Arts
Exhibit
Now We Know: Early America Was Religiously Diverse
From the earliest days of the United States, the Jewish people were a vocal minority standing up for religious freedom.
That spirit is captured in George Washington’s letter to Touro Synagogue in Newport, R.I., America’s oldest Jewish house of worship still standing. Religious freedom goes beyond tolerance, Washington wrote; it means that both the majority and minority have the same rights.
“And that is why the early experience of the Jewish community in America is so important, because they were always there saying, ‘What about our rights? Is it only going to be the rights of the majority, or are we going to take this idea of religious freedom seriously?’” said Peter Manseau, the new Lilly Endowment Curator of American Religious History at the Smithsonian Institution’s National Museum of American History.
A copy of Washington’s letter is part of the museum’s new exhibit, “Religion in Early America,” which open on June 28 and runs through June 2018.
Manseau, 42, is the author of One Nation, Under Gods, a look at America’s spiritual history. He wrote his doctoral dissertation on American Yiddish literature and won Hadassah Magazine’s Ribalow Prize for his novel Songs for the Butcher’s Daughter. The exhibit, he noted, “grew out of a recognition that you can’t really tell the story of American history without dealing with religion in all its variety.”
“Religion in Early America” focuses on a specific era: 1630 to 1830. The relics on display are culled from Protestant Christianity, the largest of the early faith-based communities, as well as Catholicism, African traditions brought in by the slave population, Native American beliefs, Islam, Mormonism and, of course, Judaism.
The exhibit is bookended by two impressive objects. Visitors are greeted by an 800-pound church bell made by Paul Revere in 1802 that hung in a Unitarian church in Maine.
At the end of the exhibit is a collapsible pulpit used by popular 18th-century preacher George Whitefield in over 2,000 open-air sermons. Whitefield, associated with the founding of the Methodist Church, preached during the First Great Awakening, a time when increased devotion had Americans seeking worship outside the conventional church experience.

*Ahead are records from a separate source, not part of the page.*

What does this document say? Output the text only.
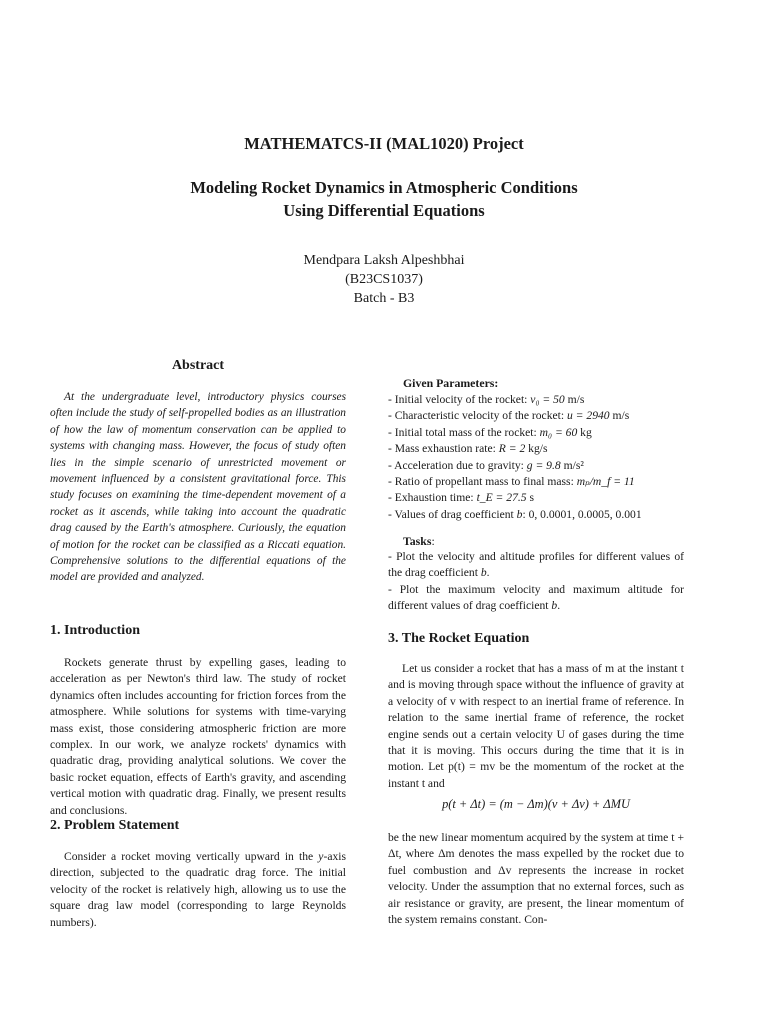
MATHEMATCS-II (MAL1020) Project
Modeling Rocket Dynamics in Atmospheric Conditions
Using Differential Equations
Mendpara Laksh Alpeshbhai
(B23CS1037)
Batch - B3
Abstract

At the undergraduate level, introductory physics courses often include the study of self-propelled bodies as an illustration of how the law of momentum conservation can be applied to systems with changing mass. However, the focus of study often lies in the simple scenario of unrestricted movement or movement influenced by a consistent gravitational force. This study focuses on examining the time-dependent movement of a rocket as it ascends, while taking into account the quadratic drag caused by the Earth's atmosphere. Curiously, the equation of motion for the rocket can be classified as a Riccati equation. Comprehensive solutions to the differential equations of the model are provided and analyzed.

1. Introduction

Rockets generate thrust by expelling gases, leading to acceleration as per Newton's third law. The study of rocket dynamics often includes accounting for friction forces from the atmosphere. While solutions for systems with time-varying mass exist, those considering atmospheric friction are more complex. In our work, we analyze rockets' dynamics with quadratic drag, providing analytical solutions. We cover the basic rocket equation, effects of Earth's gravity, and ascending vertical motion with quadratic drag. Finally, we present results and conclusions.

2. Problem Statement

Consider a rocket moving vertically upward in the y-axis direction, subjected to the quadratic drag force. The initial velocity of the rocket is relatively high, allowing us to use the square drag law model (corresponding to large Reynolds numbers).

Given Parameters:
- Initial velocity of the rocket: v₀ = 50 m/s
- Characteristic velocity of the rocket: u = 2940 m/s
- Initial total mass of the rocket: m₀ = 60 kg
- Mass exhaustion rate: R = 2 kg/s
- Acceleration due to gravity: g = 9.8 m/s²
- Ratio of propellant mass to final mass: mₚ/m_f = 11
- Exhaustion time: t_E = 27.5 s
- Values of drag coefficient b: 0, 0.0001, 0.0005, 0.001
Tasks:
- Plot the velocity and altitude profiles for different values of the drag coefficient b.
- Plot the maximum velocity and maximum altitude for different values of drag coefficient b.
3. The Rocket Equation

Let us consider a rocket that has a mass of m at the instant t and is moving through space without the influence of gravity at a velocity of v with respect to an inertial frame of reference. In relation to the same inertial frame of reference, the rocket engine sends out a certain velocity U of gases during the time that it is moving. This occurs during the time that it is in motion. Let p(t) = mv be the momentum of the rocket at the instant t and

p(t + Δt) = (m − Δm)(v + Δv) + ΔMU

be the new linear momentum acquired by the system at time t + Δt, where Δm denotes the mass expelled by the rocket due to fuel combustion and Δv represents the increase in rocket velocity. Under the assumption that no external forces, such as air resistance or gravity, are present, the linear momentum of the system remains constant. Con-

Between the bell and pulpit and scattered among the more than 50 national treasures are stories of the Jewish experience. There are displays on pioneers such as Rebecca Gratz of Philadelphia as well as items such as a burnt Torah scroll from New York’s Congregation Shearith Israel, the oldest Jewish congregation in the United States.
The Torah scroll, shown in a section on worship in the Mid-Atlantic region, symbolizes the surrounding drama of the American Revolution. In 1776, British and Hessian soldiers took New York and the Jews fled—most were on the side of independence. Hessian soldiers set fire to Shearith Israel, damaging the building and the Torah scrolls. The burn marks on the scrolls function, in a way, as a photograph. “You can see this moment frozen in time,” Manseau said, “by seeing the parchment itself curled by the fire more than two centuries ago.”
The display on worship juxtaposes its Jewish items with extraordinary pieces of Americana. Next to the scroll is a manuscript page from the Book of Mormon and, perhaps even more surprising, the only existing Islamic religious text by a Muslim enslaved in the United States, from the early 19th century.
Gratz is one of eight people—and the only Jew—in a part of the exhibit entitled “Representative Life,” depicting people emblematic of religious diversity. She cofounded several philanthropic organizations dedicated to women and children and bolstered Jewish education.
A companion book to the exhibit, Objects of Devotion: Religion in Early America, expands on the evolution of faith in this country. However, viewing the exhibit paints a vibrant picture of the range and richness of early worship, Manseau noted.
“I wanted visitors to understand that religion in early in America is much more diverse than they might have understood,” he said. “It was really this diversity that created the practical need to have some type of religious freedom.”